Since information about COVID-19 is evolving, the connection between smoking and the virus is not exact. The Centers for Disease Control and Prevention said smokers “might be at an increased risk” for contracting the virus. A recent article in Healthmagazine explored the idea that someone could contract COVID-19 from secondhand smoke.

“It’s plausible to presume that a plume of smoke, which is comprised of respiratory droplets, can result in COVID-19 transmission,” Dr. Osita Onugha, a thoracic surgeon and assistant professor of thoracic surgical oncology at John Wayne Cancer Institute at Providence Saint John’s Health Center in Santa Monica, California, told the magazine.

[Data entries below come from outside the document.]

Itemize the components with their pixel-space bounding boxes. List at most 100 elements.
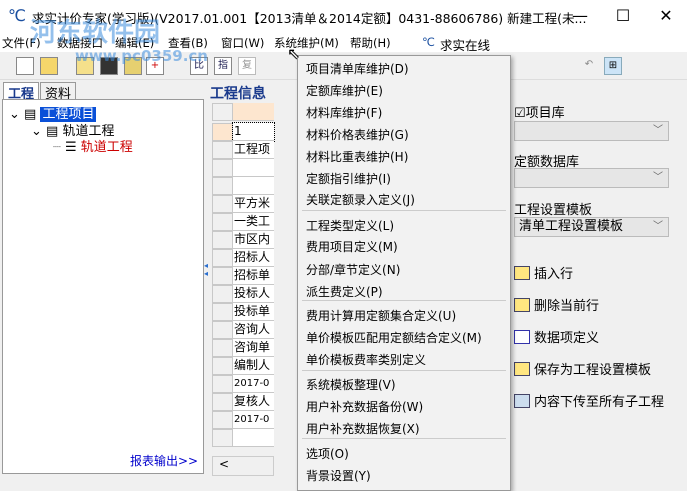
insert-row-button[interactable]: 插入行 [514, 263, 573, 282]
row-header[interactable] [212, 159, 233, 177]
grid-cell[interactable]: 市区内 [233, 231, 274, 249]
menu-item[interactable]: 费用项目定义(M) [306, 238, 398, 255]
list-icon [514, 330, 530, 344]
grid-cell[interactable]: 招标人 [233, 249, 274, 267]
row-header[interactable] [212, 303, 233, 321]
delete-row-button[interactable]: 删除当前行 [514, 295, 599, 314]
row-header[interactable] [212, 393, 233, 411]
grid-cell[interactable]: 投标单 [233, 303, 274, 321]
menu-item[interactable]: 单价模板费率类别定义 [306, 351, 426, 368]
tab-project[interactable]: 工程 [3, 82, 40, 102]
row-header[interactable] [212, 339, 233, 357]
menu-item[interactable]: 工程类型定义(L) [306, 217, 394, 234]
project-lib-checkbox[interactable]: ☑项目库 [514, 102, 565, 121]
menu-item[interactable]: 材料库维护(F) [306, 104, 382, 121]
row-header[interactable] [212, 411, 233, 429]
tab-project-info[interactable]: 工程信息 [210, 83, 266, 103]
grid-cell[interactable]: 平方米 [233, 195, 274, 213]
menu-item[interactable]: 派生费定义(P) [306, 283, 383, 300]
open-folder-icon[interactable] [40, 57, 58, 75]
save-template-icon [514, 362, 530, 376]
maximize-button[interactable]: ☐ [603, 4, 643, 28]
menu-item[interactable]: 用户补充数据恢复(X) [306, 420, 420, 437]
menu-item[interactable]: 定额指引维护(I) [306, 170, 391, 187]
menu-item[interactable]: 材料比重表维护(H) [306, 148, 408, 165]
grid-cell[interactable]: 投标人 [233, 285, 274, 303]
grid-cell[interactable]: 2017-0 [233, 411, 274, 429]
grid-cell[interactable] [233, 177, 274, 195]
new-file-icon[interactable] [16, 57, 34, 75]
menu-item[interactable]: 关联定额录入定义(J) [306, 191, 415, 208]
report-output-link[interactable]: 报表输出>> [130, 452, 198, 469]
row-header[interactable] [212, 249, 233, 267]
index-icon[interactable]: 指 [214, 57, 232, 75]
define-data-items-button[interactable]: 数据项定义 [514, 327, 599, 346]
row-header[interactable] [212, 231, 233, 249]
grid-cell[interactable]: 编制人 [233, 357, 274, 375]
row-header[interactable] [212, 141, 233, 159]
menu-item[interactable]: 选项(O) [306, 445, 349, 462]
menu-item[interactable]: 系统模板整理(V) [306, 376, 396, 393]
grid-cell[interactable]: 咨询单 [233, 339, 274, 357]
grid-cell[interactable]: 一类工 [233, 213, 274, 231]
close-button[interactable]: ✕ [646, 4, 686, 28]
system-maintenance-menu: 项目清单库维护(D) 定额库维护(E) 材料库维护(F) 材料价格表维护(G) 材料比重… [297, 55, 511, 491]
menu-help[interactable]: 帮助(H) [350, 35, 391, 51]
horizontal-scrollbar[interactable]: < [212, 456, 274, 476]
tree-label: 轨道工程 [80, 140, 133, 155]
grid-cell[interactable] [233, 429, 274, 447]
chevron-down-icon: ﹀ [653, 172, 663, 183]
grid-cell[interactable]: 工程项 [233, 141, 274, 159]
row-header[interactable] [212, 429, 233, 447]
menu-item[interactable]: 项目清单库维护(D) [306, 60, 409, 77]
row-header[interactable] [212, 267, 233, 285]
row-header[interactable] [212, 375, 233, 393]
menu-item[interactable]: 用户补充数据备份(W) [306, 398, 423, 415]
row-header[interactable] [212, 285, 233, 303]
grid-cell[interactable]: 2017-0 [233, 375, 274, 393]
chevron-down-icon: ⌄ [31, 124, 47, 139]
row-header[interactable] [212, 103, 233, 121]
row-header[interactable] [212, 321, 233, 339]
tree-view-icon[interactable]: ⊞ [604, 57, 622, 75]
menu-window[interactable]: 窗口(W) [221, 35, 264, 51]
minimize-button[interactable]: — [560, 4, 600, 28]
grid-cell[interactable]: 咨询人 [233, 321, 274, 339]
menu-item[interactable]: 背景设置(Y) [306, 467, 371, 484]
grid-cell[interactable] [233, 103, 274, 121]
menu-separator [302, 370, 506, 371]
menu-item[interactable]: 费用计算用定额集合定义(U) [306, 307, 456, 324]
grid-cell[interactable]: 招标单 [233, 267, 274, 285]
quota-db-select[interactable]: ﹀ [514, 168, 669, 188]
template-select[interactable]: 清单工程设置模板 ﹀ [514, 217, 669, 237]
row-header[interactable] [212, 177, 233, 195]
grid-cell[interactable]: 复核人 [233, 393, 274, 411]
grid-cell[interactable] [233, 159, 274, 177]
tree-node-subunit[interactable]: ┈ ☰ 轨道工程 [53, 136, 133, 155]
project-lib-select[interactable]: ﹀ [514, 121, 669, 141]
action-label: 删除当前行 [534, 299, 600, 314]
row-header[interactable] [212, 195, 233, 213]
tab-materials[interactable]: 资料 [40, 82, 77, 102]
save-template-button[interactable]: 保存为工程设置模板 [514, 359, 651, 378]
checkbox-label: 项目库 [525, 106, 565, 121]
undo-icon[interactable]: ↶ [580, 57, 598, 75]
row-header[interactable] [212, 357, 233, 375]
menu-item[interactable]: 定额库维护(E) [306, 82, 383, 99]
template-value: 清单工程设置模板 [519, 219, 624, 234]
copy-icon[interactable]: 复 [238, 57, 256, 75]
project-tree: ⌄ ▤ 工程项目 ⌄ ▤ 轨道工程 ┈ ☰ 轨道工程 [2, 99, 204, 474]
row-header[interactable] [212, 123, 233, 141]
chevron-down-icon: ﹀ [653, 125, 663, 136]
menu-item[interactable]: 分部/章节定义(N) [306, 261, 400, 278]
splitter-handle[interactable]: ◂ ◂ [204, 262, 208, 278]
menu-item[interactable]: 单价模板匹配用定额结合定义(M) [306, 329, 482, 346]
menu-item[interactable]: 材料价格表维护(G) [306, 126, 409, 143]
watermark-url: www.pc0359.cn [75, 47, 208, 65]
row-header[interactable] [212, 213, 233, 231]
mouse-cursor-icon: ⇖ [287, 44, 301, 63]
grid-cell[interactable]: 1 [232, 122, 275, 142]
menu-system-maintenance[interactable]: 系统维护(M) [274, 35, 339, 51]
push-to-subprojects-button[interactable]: 内容下传至所有子工程 [514, 391, 664, 410]
push-down-icon [514, 394, 530, 408]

Robert Zlotnick, executive director of Atlantic Prevention Resources and co-founder of the Smoke Free Atlantic City Coalition, said the group’s membership — which includes active and former casino employees — was concerned that allowing smoking indoors, particularly during a pandemic that affects the respiratory system, would increase the likelihood of guests and workers getting sick.

“While we are concerned about the long-term effects of secondhand smoke in the workforce in the Atlantic City casinos, this is not necessarily about that right now,” Zlotnick said. “This is more about the spread of the coronavirus.”

A 2008 Atlantic City visitor profile survey (no such study has been conducted since) performed by Spectrum Gaming Group for the Atlantic City Convention & Visitors Authority found that 23% of casino customers smoke. As of 2018, the CDC estimated that less than 14% of Americans smoke.